About me? Well, I’m Mike to most, Michael to a few, Dad to some, Papi to some, Pastor to others. I have an amazing family – my amazing wife Tori, a bunch by birth, a bunch by marriage, some by choice, and some through foster care. These relationships and all of those that come along with them have been the most powerful tools through which God has been teaching me of His grace.
This blog is primarily a place to share reflections on those lessons.
I guess that brings me to the name – “Confessions of a Broken Tool.” When I arrived at my most recent ministry position, I told them very plainly that I was damaged goods. I have issues – particularly a struggle with depression. And while that is under control, it is still a part of my journey that has helped me to grow and learn. But brokenness is a part of me. I’m a broken tool.

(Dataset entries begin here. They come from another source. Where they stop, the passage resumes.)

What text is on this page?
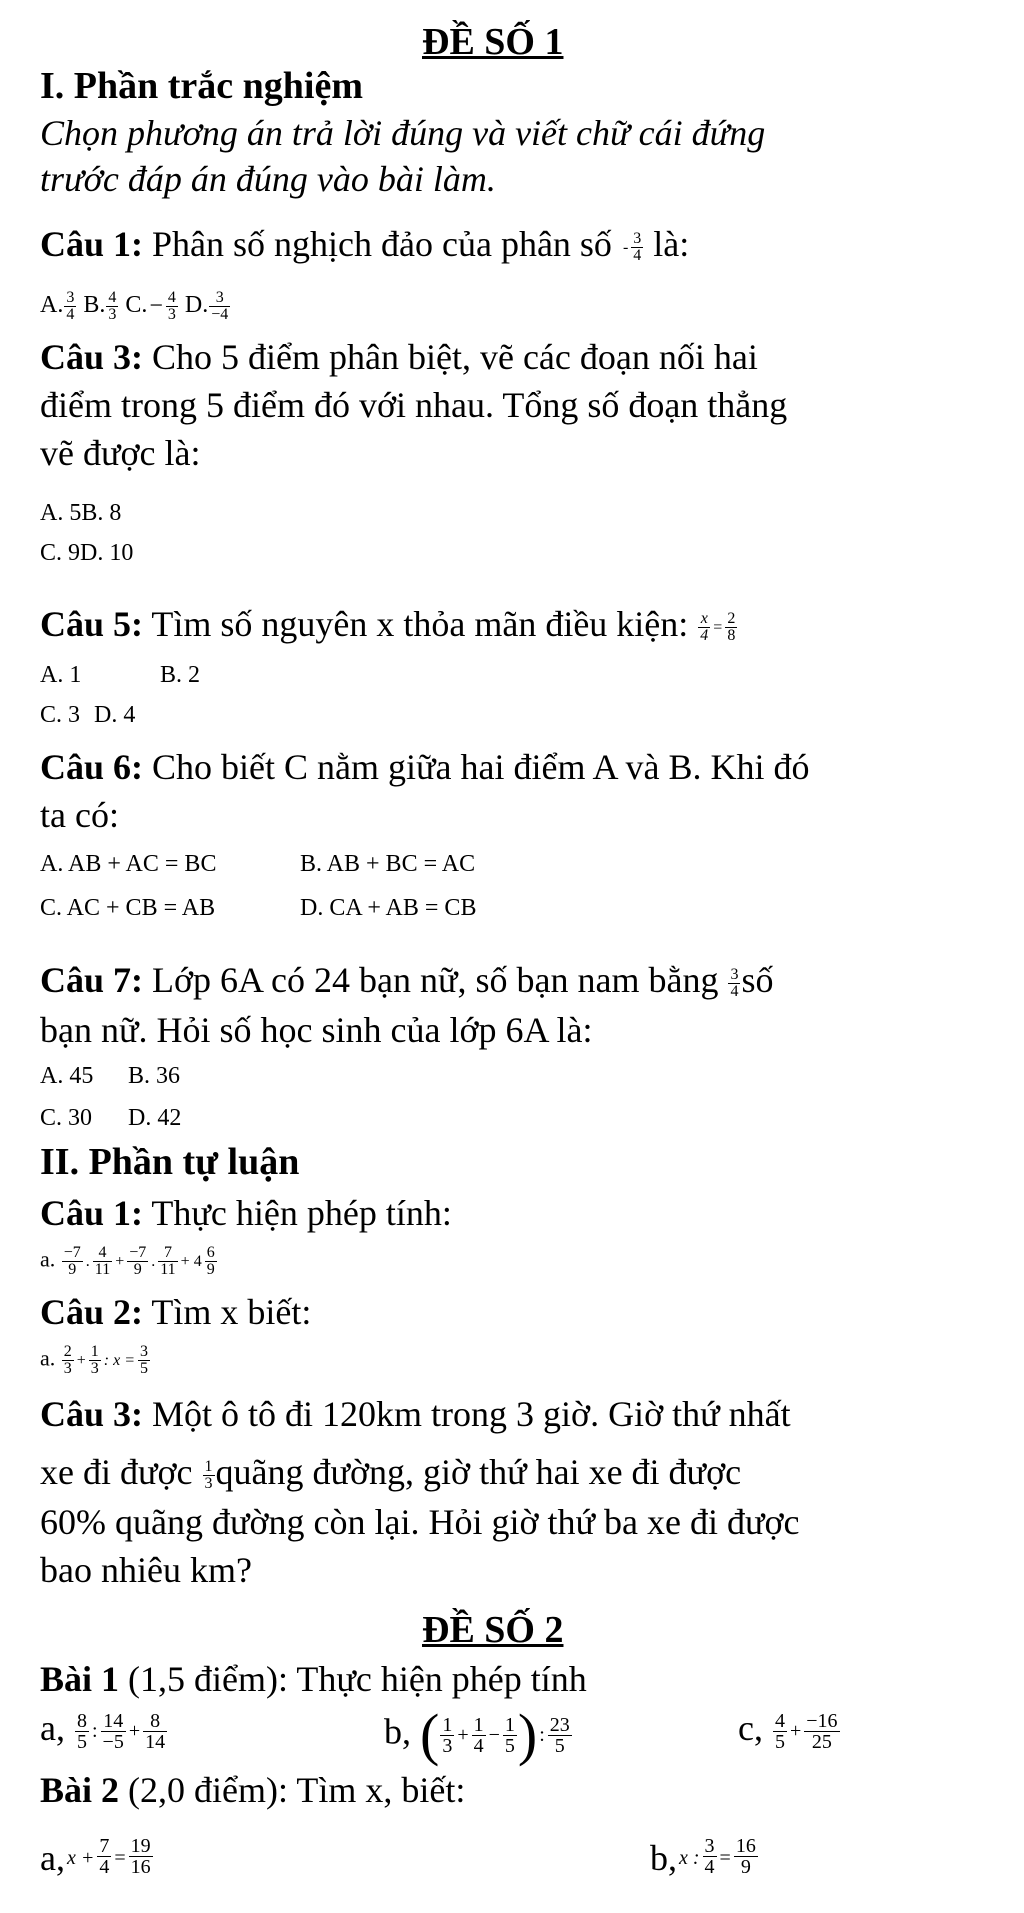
ĐỀ SỐ 1
I. Phần trắc nghiệm
Chọn phương án trả lời đúng và viết chữ cái đứng
trước đáp án đúng vào bài làm.
Câu 1: Phân số nghịch đảo của phân số - $\frac{3}{4}$ là:
A. $\frac{3}{4} B$. $\frac{4}{3} C.- \frac{4}{3} D$. $\frac{3}{-4}$
Câu 3: Cho 5 điểm phân biệt, vẽ các đoạn nối hai
điểm trong 5 điểm đó với nhau. Tổng số đoạn thẳng
vẽ được là:
A. 5B. 8
C. 9D. 10
Câu 5: Tìm số nguyên x thỏa mãn điều kiện: $\frac{x}{4} = \frac{2}{8}$
A. 1	B. 2
C. 3 D. 4
Câu 6: Cho biết C nằm giữa hai điểm A và B. Khi đó
ta có:
A. AB + AC = BC	B. AB + BC = AC
C. AC + CB = AB	D. CA + AB = CB
Câu 7: Lớp 6A có 24 bạn nữ, số bạn nam bằng $\frac{3}{4}$ số
bạn nữ. Hỏi số học sinh của lớp 6A là:
A. 45 B. 36
C. 30 D. 42
II. Phần tự luận
Câu 1: Thực hiện phép tính:
a. $\frac{-7}{9}$ . $\frac{4}{11} + \frac{-7}{9}$ . $\frac{7}{11} + 4 \frac{6}{9}$
Câu 2: Tìm x biết:
a. $\frac{2}{3} + \frac{1}{3}$ : $x = \frac{3}{5}$
Câu 3: Một ô tô đi 120km trong 3 giờ. Giờ thứ nhất
xe đi được $\frac{1}{3}$ quãng đường, giờ thứ hai xe đi được
60% quãng đường còn lại. Hỏi giờ thứ ba xe đi được
bao nhiêu km?
ĐỀ SỐ 2
Bài 1 (1,5 điểm): Thực hiện phép tính
a, $\frac{8}{5}$ : $\frac{14}{-5} + \frac{8}{14}$	b, ( $\frac{1}{3} + \frac{1}{4} - \frac{1}{5}$ ) : $\frac{23}{5}$	c, $\frac{4}{5} + \frac{-16}{25}$
Bài 2 (2,0 điểm): Tìm x, biết:
a, $x + \frac{7}{4} = \frac{19}{16}$	b, x : $\frac{3}{4} = \frac{16}{9}$
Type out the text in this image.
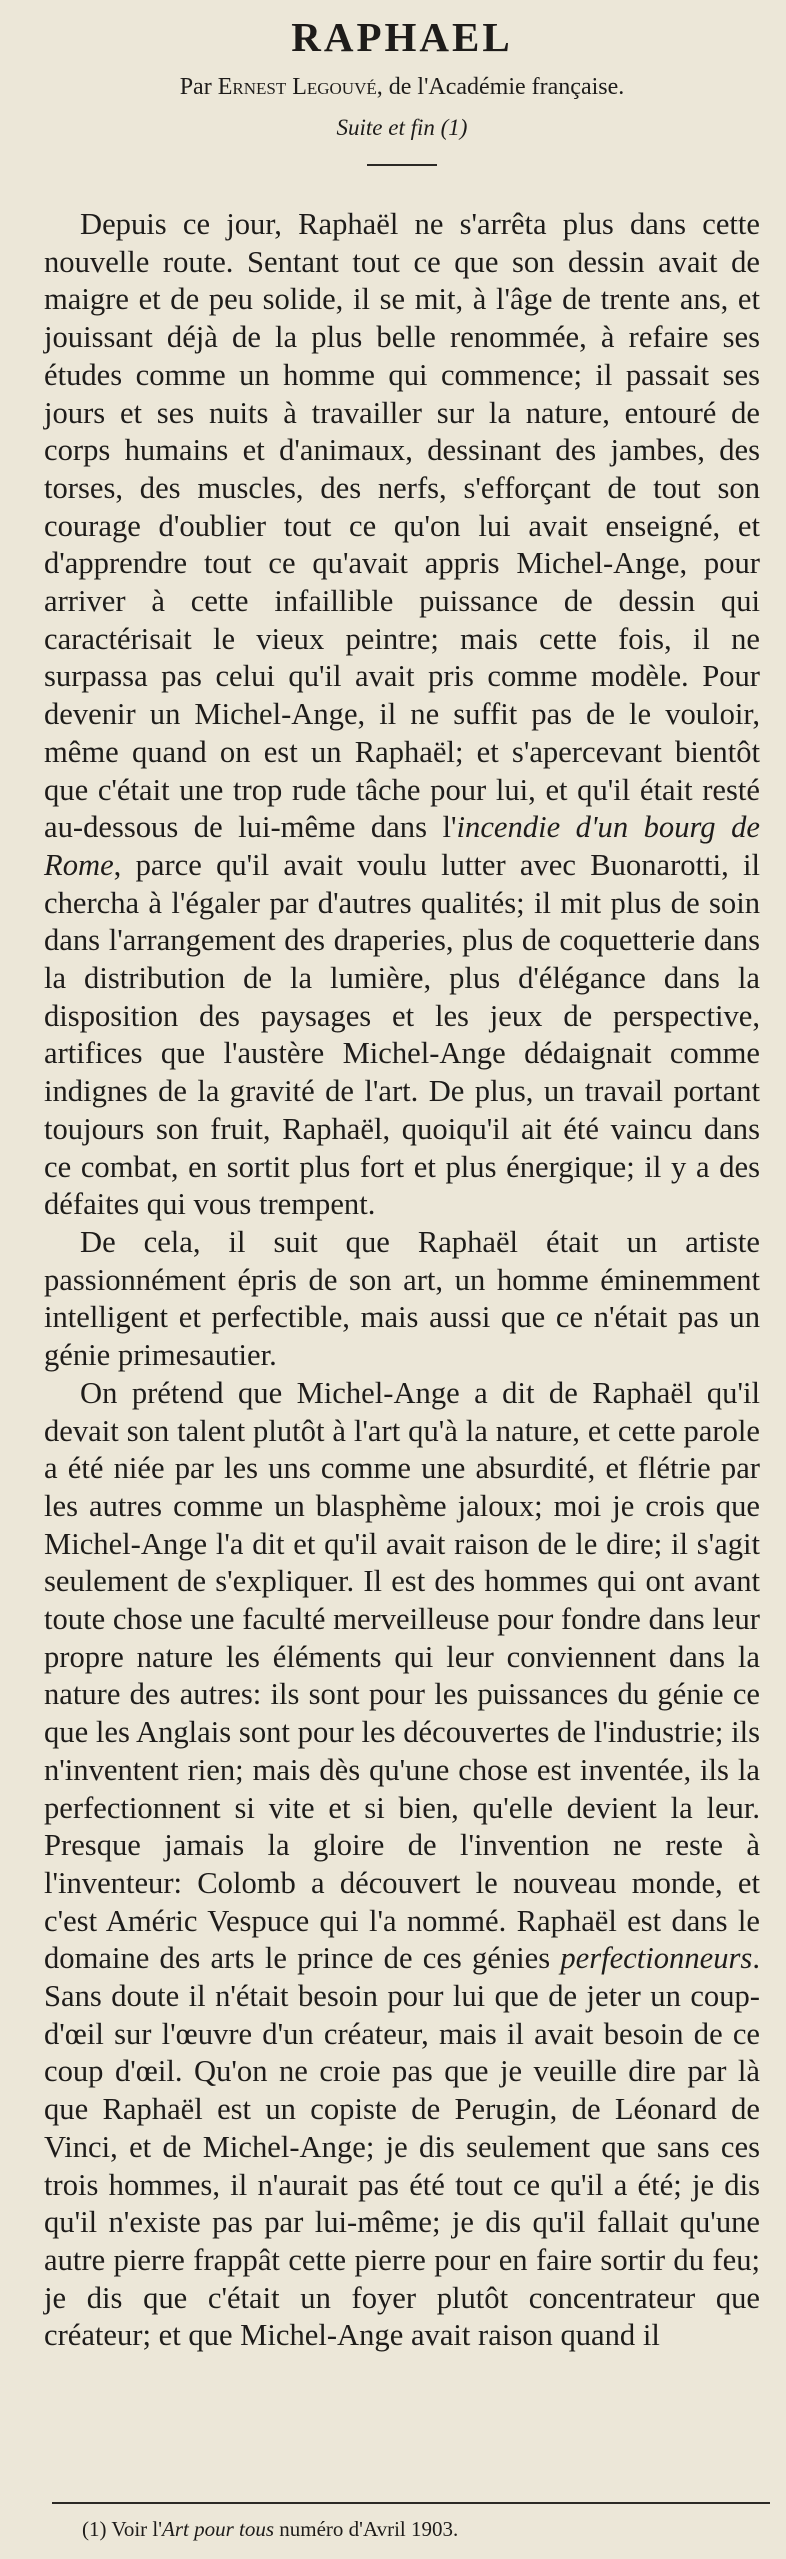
RAPHAEL
Par Ernest Legouvé, de l'Académie française.
Suite et fin (1)

Depuis ce jour, Raphaël ne s'arrêta plus dans cette nouvelle route. Sentant tout ce que son dessin avait de maigre et de peu solide, il se mit, à l'âge de trente ans, et jouissant déjà de la plus belle renommée, à refaire ses études comme un homme qui commence; il passait ses jours et ses nuits à travailler sur la nature, entouré de corps humains et d'animaux, dessinant des jambes, des torses, des muscles, des nerfs, s'efforçant de tout son courage d'oublier tout ce qu'on lui avait enseigné, et d'apprendre tout ce qu'avait appris Michel-Ange, pour arriver à cette infaillible puissance de dessin qui caractérisait le vieux peintre; mais cette fois, il ne surpassa pas celui qu'il avait pris comme modèle. Pour devenir un Michel-Ange, il ne suffit pas de le vouloir, même quand on est un Raphaël; et s'apercevant bientôt que c'était une trop rude tâche pour lui, et qu'il était resté au-dessous de lui-même dans l'incendie d'un bourg de Rome, parce qu'il avait voulu lutter avec Buonarotti, il chercha à l'égaler par d'autres qualités; il mit plus de soin dans l'arrangement des draperies, plus de coquetterie dans la distribution de la lumière, plus d'élégance dans la disposition des paysages et les jeux de perspective, artifices que l'austère Michel-Ange dédaignait comme indignes de la gravité de l'art. De plus, un travail portant toujours son fruit, Raphaël, quoiqu'il ait été vaincu dans ce combat, en sortit plus fort et plus énergique; il y a des défaites qui vous trempent.

De cela, il suit que Raphaël était un artiste passionnément épris de son art, un homme éminemment intelligent et perfectible, mais aussi que ce n'était pas un génie primesautier.

On prétend que Michel-Ange a dit de Raphaël qu'il devait son talent plutôt à l'art qu'à la nature, et cette parole a été niée par les uns comme une absurdité, et flétrie par les autres comme un blasphème jaloux; moi je crois que Michel-Ange l'a dit et qu'il avait raison de le dire; il s'agit seulement de s'expliquer. Il est des hommes qui ont avant toute chose une faculté merveilleuse pour fondre dans leur propre nature les éléments qui leur conviennent dans la nature des autres: ils sont pour les puissances du génie ce que les Anglais sont pour les découvertes de l'industrie; ils n'inventent rien; mais dès qu'une chose est inventée, ils la perfectionnent si vite et si bien, qu'elle devient la leur. Presque jamais la gloire de l'invention ne reste à l'inventeur: Colomb a découvert le nouveau monde, et c'est Améric Vespuce qui l'a nommé. Raphaël est dans le domaine des arts le prince de ces génies perfectionneurs. Sans doute il n'était besoin pour lui que de jeter un coup-d'œil sur l'œuvre d'un créateur, mais il avait besoin de ce coup d'œil. Qu'on ne croie pas que je veuille dire par là que Raphaël est un copiste de Perugin, de Léonard de Vinci, et de Michel-Ange; je dis seulement que sans ces trois hommes, il n'aurait pas été tout ce qu'il a été; je dis qu'il n'existe pas par lui-même; je dis qu'il fallait qu'une autre pierre frappât cette pierre pour en faire sortir du feu; je dis que c'était un foyer plutôt concentrateur que créateur; et que Michel-Ange avait raison quand il

(1) Voir l'Art pour tous numéro d'Avril 1903.
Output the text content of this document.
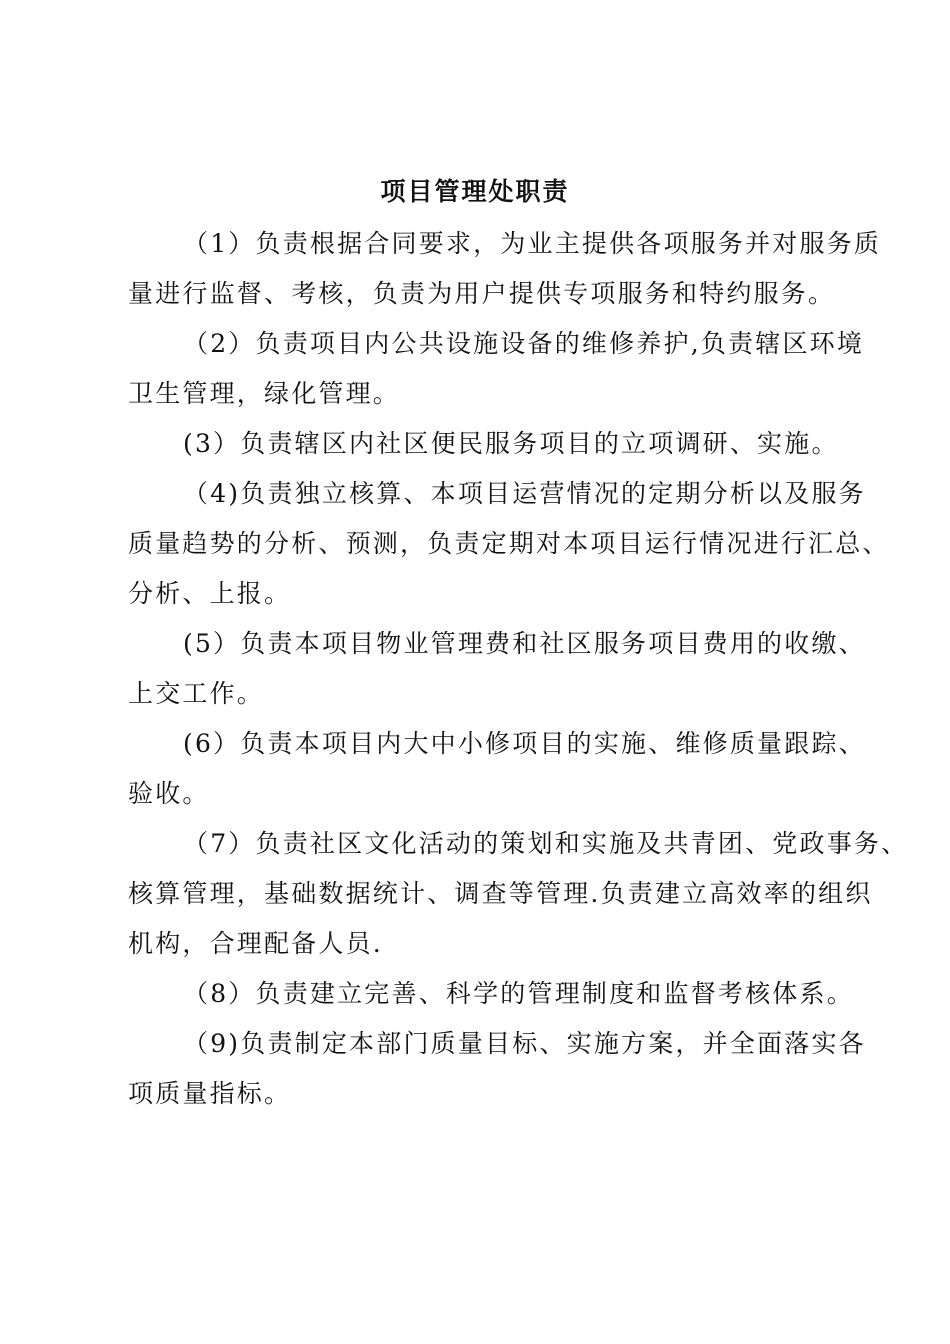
项目管理处职责
（1）负责根据合同要求，为业主提供各项服务并对服务质
量进行监督、考核，负责为用户提供专项服务和特约服务。
（2）负责项目内公共设施设备的维修养护,负责辖区环境
卫生管理，绿化管理。
(3）负责辖区内社区便民服务项目的立项调研、实施。
（4)负责独立核算、本项目运营情况的定期分析以及服务
质量趋势的分析、预测，负责定期对本项目运行情况进行汇总、
分析、上报。
(5）负责本项目物业管理费和社区服务项目费用的收缴、
上交工作。
(6）负责本项目内大中小修项目的实施、维修质量跟踪、
验收。
（7）负责社区文化活动的策划和实施及共青团、党政事务、
核算管理，基础数据统计、调查等管理.负责建立高效率的组织
机构，合理配备人员.
（8）负责建立完善、科学的管理制度和监督考核体系。
（9)负责制定本部门质量目标、实施方案，并全面落实各
项质量指标。
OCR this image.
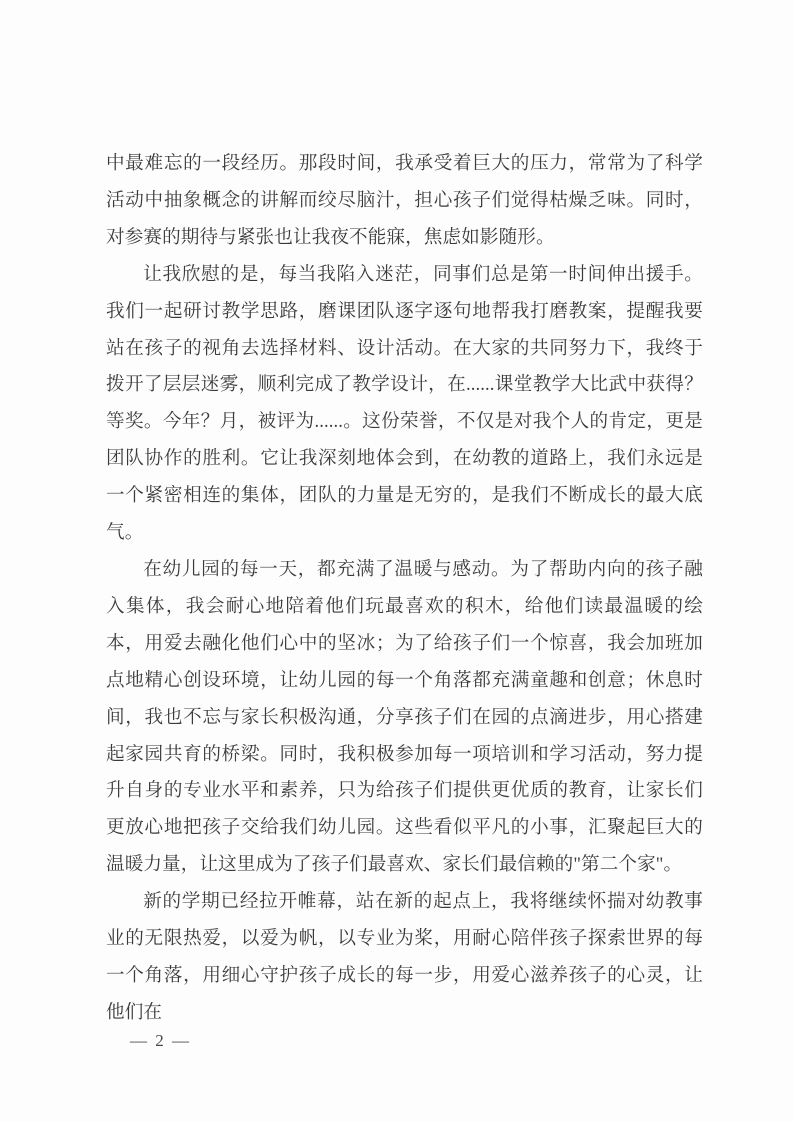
中最难忘的一段经历。那段时间，我承受着巨大的压力，常常为了科学活动中抽象概念的讲解而绞尽脑汁，担心孩子们觉得枯燥乏味。同时，对参赛的期待与紧张也让我夜不能寐，焦虑如影随形。

让我欣慰的是，每当我陷入迷茫，同事们总是第一时间伸出援手。我们一起研讨教学思路，磨课团队逐字逐句地帮我打磨教案，提醒我要站在孩子的视角去选择材料、设计活动。在大家的共同努力下，我终于拨开了层层迷雾，顺利完成了教学设计，在......课堂教学大比武中获得？等奖。今年？月，被评为......。这份荣誉，不仅是对我个人的肯定，更是团队协作的胜利。它让我深刻地体会到，在幼教的道路上，我们永远是一个紧密相连的集体，团队的力量是无穷的，是我们不断成长的最大底气。

在幼儿园的每一天，都充满了温暖与感动。为了帮助内向的孩子融入集体，我会耐心地陪着他们玩最喜欢的积木，给他们读最温暖的绘本，用爱去融化他们心中的坚冰；为了给孩子们一个惊喜，我会加班加点地精心创设环境，让幼儿园的每一个角落都充满童趣和创意；休息时间，我也不忘与家长积极沟通，分享孩子们在园的点滴进步，用心搭建起家园共育的桥梁。同时，我积极参加每一项培训和学习活动，努力提升自身的专业水平和素养，只为给孩子们提供更优质的教育，让家长们更放心地把孩子交给我们幼儿园。这些看似平凡的小事，汇聚起巨大的温暖力量，让这里成为了孩子们最喜欢、家长们最信赖的"第二个家"。

新的学期已经拉开帷幕，站在新的起点上，我将继续怀揣对幼教事业的无限热爱，以爱为帆，以专业为桨，用耐心陪伴孩子探索世界的每一个角落，用细心守护孩子成长的每一步，用爱心滋养孩子的心灵，让他们在

— 2 —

The amazing thing is that, if you browse the pages of the Bible, you will find that God has accomplished many of His most amazing works using broken tools.
Abraham was too old. Jacob was a cheat. Joseph was just a dreamer. David was an adulterer and a murderer. Solomon, though more wise than any other man in history, would probably be referred to as a sex addict. Elijah dealt with depression.
The list goes on and on.
I confess that my life is a mess in a lot of ways. I’m scarred and broken and stained. But in the hands of the Master Builder, I am useful. I’m not useful because of anything that I am – except that I am His. He uses me just so I can be involved with Him. He does what He wants to do and I get to tag along.
I’m a broken tool. And His grace is sufficient for me.